I/O ports, meanwhile, are scattered haphazardly around three sides: The mini USB 3.0 data and charging port is on the right, the micro-HDMI and micro-SD card slots are on the left, and the headphone jack is on the bottom. If you want to plug in a monitor and external speakers or headphones while you charge the ThinkPad 8, you'll be stuck in upside-down portrait mode.
Lenovo's optional Quickshot cover ($35) is terrific. It's similar to Apple's Smart Cover for the iPad, in that it connects to the left side of the tablet via magnets, and it functions as a stand that puts the ThinkPad 8 into "tent" mode for hands-free viewing. Fold down the back corner to expose the rear camera lens, and the tablet automatically goes into camera mode. Unfortunately, the micro HDMI and micro SD card slots are also on the left side, so the cover blocks them. Fortunately, the cover is easy to remove when you do need them. Aside from these small annoyances, I highly recommend that anyone buying a ThinkPad 8 toss a Quickshot cover in their shopping basket, too.
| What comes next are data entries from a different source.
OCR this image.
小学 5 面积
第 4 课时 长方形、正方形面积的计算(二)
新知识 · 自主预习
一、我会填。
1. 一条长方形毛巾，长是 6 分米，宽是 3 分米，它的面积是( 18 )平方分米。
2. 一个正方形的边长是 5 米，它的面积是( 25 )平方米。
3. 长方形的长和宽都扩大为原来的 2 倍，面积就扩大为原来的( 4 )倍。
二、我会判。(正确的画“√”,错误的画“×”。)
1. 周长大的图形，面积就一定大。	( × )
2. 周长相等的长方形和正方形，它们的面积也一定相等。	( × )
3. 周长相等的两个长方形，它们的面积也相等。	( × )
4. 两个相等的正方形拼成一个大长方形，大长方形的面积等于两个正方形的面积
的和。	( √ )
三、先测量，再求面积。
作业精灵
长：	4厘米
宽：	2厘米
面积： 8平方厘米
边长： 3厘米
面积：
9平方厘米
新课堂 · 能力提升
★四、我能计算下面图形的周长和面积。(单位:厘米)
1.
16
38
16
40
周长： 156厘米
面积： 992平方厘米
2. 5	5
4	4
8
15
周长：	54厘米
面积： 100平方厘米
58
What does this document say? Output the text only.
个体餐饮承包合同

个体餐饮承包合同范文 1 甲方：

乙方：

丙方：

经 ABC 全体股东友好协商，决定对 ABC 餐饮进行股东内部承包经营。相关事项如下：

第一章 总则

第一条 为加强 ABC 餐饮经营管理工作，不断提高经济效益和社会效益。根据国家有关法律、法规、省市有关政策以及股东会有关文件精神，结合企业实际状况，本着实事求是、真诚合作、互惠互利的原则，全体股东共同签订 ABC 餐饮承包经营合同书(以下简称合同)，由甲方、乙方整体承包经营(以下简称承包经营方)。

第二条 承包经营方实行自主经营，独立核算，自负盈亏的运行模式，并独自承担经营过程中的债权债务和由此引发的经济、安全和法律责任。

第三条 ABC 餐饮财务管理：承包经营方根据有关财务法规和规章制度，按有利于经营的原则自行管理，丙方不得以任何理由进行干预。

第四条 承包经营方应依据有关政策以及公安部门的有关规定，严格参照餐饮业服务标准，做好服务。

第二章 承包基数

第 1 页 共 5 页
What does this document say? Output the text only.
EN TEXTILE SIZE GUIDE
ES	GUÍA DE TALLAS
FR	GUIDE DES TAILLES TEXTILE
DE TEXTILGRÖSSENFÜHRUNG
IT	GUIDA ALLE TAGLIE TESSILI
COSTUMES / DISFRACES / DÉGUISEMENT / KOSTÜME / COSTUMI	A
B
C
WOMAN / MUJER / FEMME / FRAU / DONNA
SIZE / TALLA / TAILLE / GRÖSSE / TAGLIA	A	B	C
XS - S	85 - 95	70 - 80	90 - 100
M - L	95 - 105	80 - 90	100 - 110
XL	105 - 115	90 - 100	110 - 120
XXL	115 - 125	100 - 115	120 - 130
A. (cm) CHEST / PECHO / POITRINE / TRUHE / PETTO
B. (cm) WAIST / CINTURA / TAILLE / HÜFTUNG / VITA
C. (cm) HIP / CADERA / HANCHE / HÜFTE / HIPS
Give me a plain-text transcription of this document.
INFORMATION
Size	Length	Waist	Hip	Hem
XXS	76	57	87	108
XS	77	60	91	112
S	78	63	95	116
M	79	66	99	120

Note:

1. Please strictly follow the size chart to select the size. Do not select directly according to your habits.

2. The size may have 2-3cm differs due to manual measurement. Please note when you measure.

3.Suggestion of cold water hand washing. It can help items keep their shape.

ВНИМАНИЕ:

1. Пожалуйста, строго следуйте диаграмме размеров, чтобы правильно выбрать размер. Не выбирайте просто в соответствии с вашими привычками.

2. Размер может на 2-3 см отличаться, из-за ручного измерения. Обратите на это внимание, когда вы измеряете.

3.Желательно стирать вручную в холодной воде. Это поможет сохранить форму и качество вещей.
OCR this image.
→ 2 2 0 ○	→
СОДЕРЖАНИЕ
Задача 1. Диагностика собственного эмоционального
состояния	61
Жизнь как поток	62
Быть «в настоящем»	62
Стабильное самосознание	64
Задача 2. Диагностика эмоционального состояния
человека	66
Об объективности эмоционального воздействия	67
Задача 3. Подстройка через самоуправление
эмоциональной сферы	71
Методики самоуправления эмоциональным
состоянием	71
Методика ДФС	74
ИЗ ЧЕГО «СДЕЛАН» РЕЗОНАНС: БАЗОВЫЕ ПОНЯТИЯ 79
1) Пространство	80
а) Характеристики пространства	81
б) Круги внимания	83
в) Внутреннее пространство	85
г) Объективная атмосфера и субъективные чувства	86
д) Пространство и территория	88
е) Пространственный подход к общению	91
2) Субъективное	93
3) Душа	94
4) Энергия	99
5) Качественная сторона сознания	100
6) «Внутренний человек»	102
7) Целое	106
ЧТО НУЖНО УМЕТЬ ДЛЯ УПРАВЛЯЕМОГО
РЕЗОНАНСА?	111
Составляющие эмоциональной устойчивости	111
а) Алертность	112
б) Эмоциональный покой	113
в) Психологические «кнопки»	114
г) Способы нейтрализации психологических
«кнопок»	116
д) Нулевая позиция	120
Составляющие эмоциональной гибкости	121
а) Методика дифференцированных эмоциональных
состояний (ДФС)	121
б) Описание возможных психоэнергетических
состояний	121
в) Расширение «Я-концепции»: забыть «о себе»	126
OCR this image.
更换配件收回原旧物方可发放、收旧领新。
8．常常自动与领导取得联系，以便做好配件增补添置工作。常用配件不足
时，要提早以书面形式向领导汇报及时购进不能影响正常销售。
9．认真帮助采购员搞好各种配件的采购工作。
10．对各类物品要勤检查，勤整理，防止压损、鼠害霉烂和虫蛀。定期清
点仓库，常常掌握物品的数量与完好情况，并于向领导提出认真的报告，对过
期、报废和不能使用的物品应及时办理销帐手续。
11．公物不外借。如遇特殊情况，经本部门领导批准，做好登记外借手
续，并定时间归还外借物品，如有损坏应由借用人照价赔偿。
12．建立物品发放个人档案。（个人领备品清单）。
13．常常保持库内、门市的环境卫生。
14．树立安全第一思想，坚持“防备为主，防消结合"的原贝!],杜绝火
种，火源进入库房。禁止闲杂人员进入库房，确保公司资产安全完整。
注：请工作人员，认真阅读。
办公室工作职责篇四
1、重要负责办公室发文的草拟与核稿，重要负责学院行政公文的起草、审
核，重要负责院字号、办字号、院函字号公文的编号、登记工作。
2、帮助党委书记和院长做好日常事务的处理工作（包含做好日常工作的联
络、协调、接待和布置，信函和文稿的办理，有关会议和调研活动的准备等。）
The ThinkPad 8's $399 starting price is about $100 higher than the average 8-incher, but you get more processor power, more storage, and higher resolution than those machines deliver. Lenovo also offers a $499 SKU that comes with Windows 8.1 Pro, which adds management features your corporate IT department will appreciate, but you'll give up a free copy of Microsoft Office Home and Student to get it.
The shorter battery life and the lack of digitizer pen options are disappointing; in fact, those shortcomings knock the ThinkPad 8 out of the getting-work-done category for me. But those factors might not be showstoppers for you, and I didn't let my personal needs factor too heavily in my final rating.